Le gouvernement se doit de prendre en compte ces préoccupations et attend de l’UE qu’elle propose un horizon attractif qu’il pourra dès lors utiliser auprès de la population pour justifier des réformes difficiles. La Tunisie a certes des mécanismes de dialogue qui permettent à des représentants de la société civile d’avoir un rôle consultatif, mais son rôle pourrait être encore accru. C’est d’ailleurs tout l’enjeu d’un partenariat renouvelé entre l’UE et la Tunisie que d’être le plus inclusif possible.

Que révèle, selon vous, l’inscription de la Tunisie sur les deux « listes noires » européennes ?

Il n’est pas rare d’entendre des diplomates européens se plaindre de retards accumulés par l’administration tunisienne dans des négociations ou sur des dossiers spécifiques. Il en va ainsi de l’Aleca, ou des négociations pour la facilitation des visas, dans lesquelles les services de la Commission européenne en charge se plaignent de façon chronique de ne pas voir leur partenaire tunisien exprimer clairement sa position et formuler ses priorités.

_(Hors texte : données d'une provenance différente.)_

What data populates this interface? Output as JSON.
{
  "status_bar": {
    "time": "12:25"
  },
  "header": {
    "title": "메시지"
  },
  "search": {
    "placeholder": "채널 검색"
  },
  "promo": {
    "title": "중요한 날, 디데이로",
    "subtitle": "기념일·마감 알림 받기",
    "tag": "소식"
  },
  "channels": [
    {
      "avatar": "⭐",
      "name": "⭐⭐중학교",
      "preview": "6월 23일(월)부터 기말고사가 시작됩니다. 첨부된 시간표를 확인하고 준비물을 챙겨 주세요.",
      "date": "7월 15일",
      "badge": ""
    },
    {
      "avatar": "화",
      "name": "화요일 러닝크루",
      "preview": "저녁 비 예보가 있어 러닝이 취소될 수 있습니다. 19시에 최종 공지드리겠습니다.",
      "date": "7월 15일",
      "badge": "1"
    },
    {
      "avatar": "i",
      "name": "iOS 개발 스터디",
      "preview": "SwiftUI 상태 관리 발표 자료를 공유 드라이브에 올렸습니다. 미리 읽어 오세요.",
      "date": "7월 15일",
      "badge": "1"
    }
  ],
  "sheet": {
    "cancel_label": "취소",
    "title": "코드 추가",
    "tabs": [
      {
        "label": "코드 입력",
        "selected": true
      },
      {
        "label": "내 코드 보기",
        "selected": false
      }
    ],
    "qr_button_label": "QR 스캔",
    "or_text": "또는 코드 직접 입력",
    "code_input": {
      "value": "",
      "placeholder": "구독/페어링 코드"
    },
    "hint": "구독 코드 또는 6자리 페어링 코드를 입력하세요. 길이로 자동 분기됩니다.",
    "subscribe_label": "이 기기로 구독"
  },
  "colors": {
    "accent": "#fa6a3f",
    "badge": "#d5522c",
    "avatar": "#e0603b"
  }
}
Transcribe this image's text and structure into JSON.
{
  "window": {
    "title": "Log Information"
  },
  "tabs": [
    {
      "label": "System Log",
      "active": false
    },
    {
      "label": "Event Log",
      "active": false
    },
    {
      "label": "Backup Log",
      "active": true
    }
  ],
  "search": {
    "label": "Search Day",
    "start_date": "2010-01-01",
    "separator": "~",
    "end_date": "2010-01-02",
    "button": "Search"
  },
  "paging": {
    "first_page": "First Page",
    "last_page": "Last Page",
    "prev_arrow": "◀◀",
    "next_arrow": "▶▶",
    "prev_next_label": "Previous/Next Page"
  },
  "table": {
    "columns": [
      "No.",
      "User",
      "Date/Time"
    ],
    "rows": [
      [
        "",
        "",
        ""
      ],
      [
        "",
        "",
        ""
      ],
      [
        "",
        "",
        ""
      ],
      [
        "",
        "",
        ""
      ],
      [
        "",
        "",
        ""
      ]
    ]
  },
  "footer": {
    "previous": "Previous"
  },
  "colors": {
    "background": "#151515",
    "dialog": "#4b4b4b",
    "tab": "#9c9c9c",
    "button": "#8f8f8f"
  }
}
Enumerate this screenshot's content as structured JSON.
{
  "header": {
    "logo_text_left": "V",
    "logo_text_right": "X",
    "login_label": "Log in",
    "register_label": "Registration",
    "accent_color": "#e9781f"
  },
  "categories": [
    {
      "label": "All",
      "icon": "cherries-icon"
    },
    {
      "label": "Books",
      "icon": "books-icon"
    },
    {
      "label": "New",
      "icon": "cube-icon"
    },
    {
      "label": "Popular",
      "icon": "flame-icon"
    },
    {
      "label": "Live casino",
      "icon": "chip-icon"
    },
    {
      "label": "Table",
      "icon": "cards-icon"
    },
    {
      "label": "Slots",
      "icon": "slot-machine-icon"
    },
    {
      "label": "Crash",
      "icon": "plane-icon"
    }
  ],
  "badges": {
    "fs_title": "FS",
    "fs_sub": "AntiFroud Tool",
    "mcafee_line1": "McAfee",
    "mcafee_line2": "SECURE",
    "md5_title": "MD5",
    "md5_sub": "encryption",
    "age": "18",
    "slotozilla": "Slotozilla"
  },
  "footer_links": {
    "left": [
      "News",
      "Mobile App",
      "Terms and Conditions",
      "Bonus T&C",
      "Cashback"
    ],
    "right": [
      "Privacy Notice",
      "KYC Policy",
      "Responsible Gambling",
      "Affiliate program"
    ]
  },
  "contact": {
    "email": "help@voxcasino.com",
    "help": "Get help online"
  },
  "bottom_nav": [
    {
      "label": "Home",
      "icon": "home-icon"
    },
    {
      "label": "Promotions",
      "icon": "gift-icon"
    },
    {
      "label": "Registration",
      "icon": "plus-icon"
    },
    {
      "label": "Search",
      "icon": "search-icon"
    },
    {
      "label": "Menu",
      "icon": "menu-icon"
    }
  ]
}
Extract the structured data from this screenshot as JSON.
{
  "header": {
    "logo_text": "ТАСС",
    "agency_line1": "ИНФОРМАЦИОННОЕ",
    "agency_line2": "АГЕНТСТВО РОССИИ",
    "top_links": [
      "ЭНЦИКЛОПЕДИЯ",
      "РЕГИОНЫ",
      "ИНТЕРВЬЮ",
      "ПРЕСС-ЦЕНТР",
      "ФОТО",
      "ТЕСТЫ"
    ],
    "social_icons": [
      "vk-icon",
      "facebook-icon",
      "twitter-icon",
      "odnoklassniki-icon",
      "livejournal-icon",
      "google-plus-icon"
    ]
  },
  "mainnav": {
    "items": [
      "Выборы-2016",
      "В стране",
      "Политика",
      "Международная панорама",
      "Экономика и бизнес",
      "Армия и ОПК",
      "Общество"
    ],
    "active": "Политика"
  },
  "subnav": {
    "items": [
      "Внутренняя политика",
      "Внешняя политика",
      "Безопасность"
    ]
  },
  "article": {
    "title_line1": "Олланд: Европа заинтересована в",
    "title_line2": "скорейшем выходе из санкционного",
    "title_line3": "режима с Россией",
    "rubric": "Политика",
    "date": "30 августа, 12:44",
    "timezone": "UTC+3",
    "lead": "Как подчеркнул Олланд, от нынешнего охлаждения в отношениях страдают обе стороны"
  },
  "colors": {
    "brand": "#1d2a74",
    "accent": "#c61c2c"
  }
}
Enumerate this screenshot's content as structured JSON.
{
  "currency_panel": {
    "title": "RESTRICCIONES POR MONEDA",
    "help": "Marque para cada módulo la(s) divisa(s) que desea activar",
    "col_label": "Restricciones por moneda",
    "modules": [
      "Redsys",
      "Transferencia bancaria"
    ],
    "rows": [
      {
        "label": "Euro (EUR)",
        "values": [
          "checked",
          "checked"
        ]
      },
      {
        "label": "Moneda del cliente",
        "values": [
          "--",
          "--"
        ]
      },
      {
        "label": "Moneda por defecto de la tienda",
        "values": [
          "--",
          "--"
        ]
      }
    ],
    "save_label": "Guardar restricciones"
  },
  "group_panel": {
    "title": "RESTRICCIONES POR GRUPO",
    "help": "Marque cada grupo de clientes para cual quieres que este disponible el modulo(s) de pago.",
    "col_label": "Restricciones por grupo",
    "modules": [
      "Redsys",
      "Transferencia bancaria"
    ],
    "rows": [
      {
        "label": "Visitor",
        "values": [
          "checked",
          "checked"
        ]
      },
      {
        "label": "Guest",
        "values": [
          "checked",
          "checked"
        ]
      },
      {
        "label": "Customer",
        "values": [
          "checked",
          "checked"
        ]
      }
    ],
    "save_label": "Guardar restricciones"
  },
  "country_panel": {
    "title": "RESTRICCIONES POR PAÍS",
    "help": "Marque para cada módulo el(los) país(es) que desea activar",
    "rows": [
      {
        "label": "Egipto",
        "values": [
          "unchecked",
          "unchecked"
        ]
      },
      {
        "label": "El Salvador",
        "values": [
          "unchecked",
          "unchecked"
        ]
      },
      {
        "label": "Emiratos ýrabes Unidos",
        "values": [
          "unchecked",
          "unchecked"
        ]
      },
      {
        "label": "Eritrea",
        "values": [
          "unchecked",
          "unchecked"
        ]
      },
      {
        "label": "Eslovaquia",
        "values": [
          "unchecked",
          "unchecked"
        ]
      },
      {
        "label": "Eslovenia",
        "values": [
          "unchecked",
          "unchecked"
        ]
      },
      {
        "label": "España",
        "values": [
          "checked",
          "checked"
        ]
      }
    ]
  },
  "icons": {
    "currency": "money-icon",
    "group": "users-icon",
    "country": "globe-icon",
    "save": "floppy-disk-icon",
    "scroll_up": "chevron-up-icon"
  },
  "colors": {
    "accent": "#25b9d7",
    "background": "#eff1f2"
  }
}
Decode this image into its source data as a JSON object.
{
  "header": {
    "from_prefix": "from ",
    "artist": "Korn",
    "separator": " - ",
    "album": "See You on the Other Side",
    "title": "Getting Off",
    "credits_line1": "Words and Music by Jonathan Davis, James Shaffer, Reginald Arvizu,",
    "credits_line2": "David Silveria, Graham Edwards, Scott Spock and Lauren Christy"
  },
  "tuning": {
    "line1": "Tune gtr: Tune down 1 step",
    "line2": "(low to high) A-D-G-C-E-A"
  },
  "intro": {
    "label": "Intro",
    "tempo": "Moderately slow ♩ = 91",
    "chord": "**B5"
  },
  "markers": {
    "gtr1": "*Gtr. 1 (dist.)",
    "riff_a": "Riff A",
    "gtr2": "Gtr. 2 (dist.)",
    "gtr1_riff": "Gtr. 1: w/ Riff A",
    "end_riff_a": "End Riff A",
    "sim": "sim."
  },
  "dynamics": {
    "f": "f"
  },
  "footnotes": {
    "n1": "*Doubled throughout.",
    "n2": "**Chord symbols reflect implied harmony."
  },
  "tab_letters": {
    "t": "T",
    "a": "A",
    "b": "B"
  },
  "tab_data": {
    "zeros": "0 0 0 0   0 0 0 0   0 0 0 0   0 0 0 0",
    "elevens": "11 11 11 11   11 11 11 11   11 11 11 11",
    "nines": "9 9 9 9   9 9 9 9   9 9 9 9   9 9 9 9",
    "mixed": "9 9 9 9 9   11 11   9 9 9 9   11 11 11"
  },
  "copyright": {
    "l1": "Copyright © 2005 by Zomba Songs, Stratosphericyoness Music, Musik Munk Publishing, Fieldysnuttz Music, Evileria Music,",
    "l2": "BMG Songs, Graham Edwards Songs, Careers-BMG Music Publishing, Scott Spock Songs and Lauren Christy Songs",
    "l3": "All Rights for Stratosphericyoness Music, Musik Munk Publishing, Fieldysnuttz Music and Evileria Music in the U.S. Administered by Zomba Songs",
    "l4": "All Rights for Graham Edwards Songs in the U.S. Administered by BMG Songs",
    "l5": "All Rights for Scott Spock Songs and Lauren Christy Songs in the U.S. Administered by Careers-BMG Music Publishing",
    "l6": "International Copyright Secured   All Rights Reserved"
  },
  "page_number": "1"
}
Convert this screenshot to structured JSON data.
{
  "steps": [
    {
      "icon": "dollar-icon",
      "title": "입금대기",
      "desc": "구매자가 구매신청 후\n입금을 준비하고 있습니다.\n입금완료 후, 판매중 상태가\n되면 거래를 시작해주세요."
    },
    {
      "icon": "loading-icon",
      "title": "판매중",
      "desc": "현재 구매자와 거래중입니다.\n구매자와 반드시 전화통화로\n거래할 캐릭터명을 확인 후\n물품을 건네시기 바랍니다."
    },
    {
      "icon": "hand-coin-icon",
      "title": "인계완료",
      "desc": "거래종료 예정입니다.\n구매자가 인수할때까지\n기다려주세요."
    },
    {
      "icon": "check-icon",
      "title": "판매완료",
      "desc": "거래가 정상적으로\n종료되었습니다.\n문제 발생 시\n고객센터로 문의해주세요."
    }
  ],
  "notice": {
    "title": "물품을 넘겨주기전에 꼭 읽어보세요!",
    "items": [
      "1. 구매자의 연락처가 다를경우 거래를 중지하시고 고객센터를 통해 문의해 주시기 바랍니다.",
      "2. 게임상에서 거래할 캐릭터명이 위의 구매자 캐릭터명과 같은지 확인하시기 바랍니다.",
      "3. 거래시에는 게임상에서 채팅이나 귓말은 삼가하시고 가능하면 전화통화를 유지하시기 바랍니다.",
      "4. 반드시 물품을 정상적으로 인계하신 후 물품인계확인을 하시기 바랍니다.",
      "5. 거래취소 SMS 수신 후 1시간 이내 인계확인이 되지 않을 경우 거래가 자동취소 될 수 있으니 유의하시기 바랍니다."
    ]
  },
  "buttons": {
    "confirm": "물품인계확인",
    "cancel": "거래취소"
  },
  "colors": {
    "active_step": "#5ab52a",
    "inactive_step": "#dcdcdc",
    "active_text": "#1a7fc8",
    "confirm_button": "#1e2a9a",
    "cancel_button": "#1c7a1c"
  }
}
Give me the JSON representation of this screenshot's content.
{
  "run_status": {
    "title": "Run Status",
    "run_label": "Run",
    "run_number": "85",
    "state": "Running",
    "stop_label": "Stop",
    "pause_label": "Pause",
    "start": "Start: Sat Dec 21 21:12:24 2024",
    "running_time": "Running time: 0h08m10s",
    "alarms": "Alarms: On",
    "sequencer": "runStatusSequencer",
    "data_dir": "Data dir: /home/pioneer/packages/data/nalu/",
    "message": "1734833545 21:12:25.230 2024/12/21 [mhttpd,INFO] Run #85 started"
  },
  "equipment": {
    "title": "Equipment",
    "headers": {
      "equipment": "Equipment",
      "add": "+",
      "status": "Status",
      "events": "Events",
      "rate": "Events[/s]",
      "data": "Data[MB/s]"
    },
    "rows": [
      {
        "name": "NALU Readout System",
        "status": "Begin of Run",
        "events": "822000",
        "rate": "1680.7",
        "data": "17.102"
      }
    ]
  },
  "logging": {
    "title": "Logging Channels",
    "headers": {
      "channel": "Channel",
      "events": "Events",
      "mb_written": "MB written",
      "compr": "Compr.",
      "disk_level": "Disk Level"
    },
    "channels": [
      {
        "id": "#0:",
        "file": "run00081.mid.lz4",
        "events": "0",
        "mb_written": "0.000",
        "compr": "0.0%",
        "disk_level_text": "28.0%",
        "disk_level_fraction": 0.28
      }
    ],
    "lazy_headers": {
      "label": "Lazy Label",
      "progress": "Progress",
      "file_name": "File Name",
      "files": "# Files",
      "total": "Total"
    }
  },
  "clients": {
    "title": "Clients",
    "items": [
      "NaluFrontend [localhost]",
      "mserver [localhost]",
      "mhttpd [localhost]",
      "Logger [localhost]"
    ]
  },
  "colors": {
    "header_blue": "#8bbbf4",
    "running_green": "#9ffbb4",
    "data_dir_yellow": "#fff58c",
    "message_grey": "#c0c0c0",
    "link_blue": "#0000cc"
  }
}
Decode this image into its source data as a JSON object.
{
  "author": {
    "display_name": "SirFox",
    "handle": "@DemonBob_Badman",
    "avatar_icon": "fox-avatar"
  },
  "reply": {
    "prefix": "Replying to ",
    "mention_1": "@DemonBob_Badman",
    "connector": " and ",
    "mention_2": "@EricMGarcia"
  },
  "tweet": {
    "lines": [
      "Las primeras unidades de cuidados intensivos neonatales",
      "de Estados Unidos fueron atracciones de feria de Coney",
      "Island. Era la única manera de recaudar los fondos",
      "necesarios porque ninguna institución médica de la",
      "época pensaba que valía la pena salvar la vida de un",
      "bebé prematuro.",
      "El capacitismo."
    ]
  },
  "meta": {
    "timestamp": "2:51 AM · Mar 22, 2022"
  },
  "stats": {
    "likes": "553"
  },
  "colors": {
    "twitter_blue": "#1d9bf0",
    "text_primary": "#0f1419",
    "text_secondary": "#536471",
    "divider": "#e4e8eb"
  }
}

Dans le cas des « listes noires », il s’agit avant tout d’erreurs d’appréciation des deux côtés, plus que d’une volonté de l’UE de nuire ou de renforcer sa position dans le cadre des négociations en cours, comme certains observateurs l’ont prétendu.

Les « listes noires » ont peut-être eu le mérite de faire sortir la relation d’une certaine complaisance. Par ailleurs, à la faveur de ces listes, la Tunisie a commencé à renforcer ses capacités de lobbying auprès des institutions européennes et des capitales.

Tous les pays européens sont réellement engagés dans le dialogue avec Tunis ?

Oui. Certains ont probablement plus de poids que d’autres. Par ailleurs, il y a bien sûr eu des levées de boucliers de la part de certains pays européens ces dernières années, sur les questions agricoles notamment, mais ces tensions ont toujours été dépassées et sont plutôt venues donner la preuve que les blocages ne sont pas du tout insurmontables. Encore une fois, il n’y a pas de divisions significatives parmi les 27 s’agissant de la Tunisie. Le problème se situe davantage dans la tendance de certains Etats membres à faire cavalier seul et dans leur manque de coopération quand il s’agit de mettre en œuvre la politique européenne de voisinage que certains considèrent comme une machine trop contraignante et bureaucratique.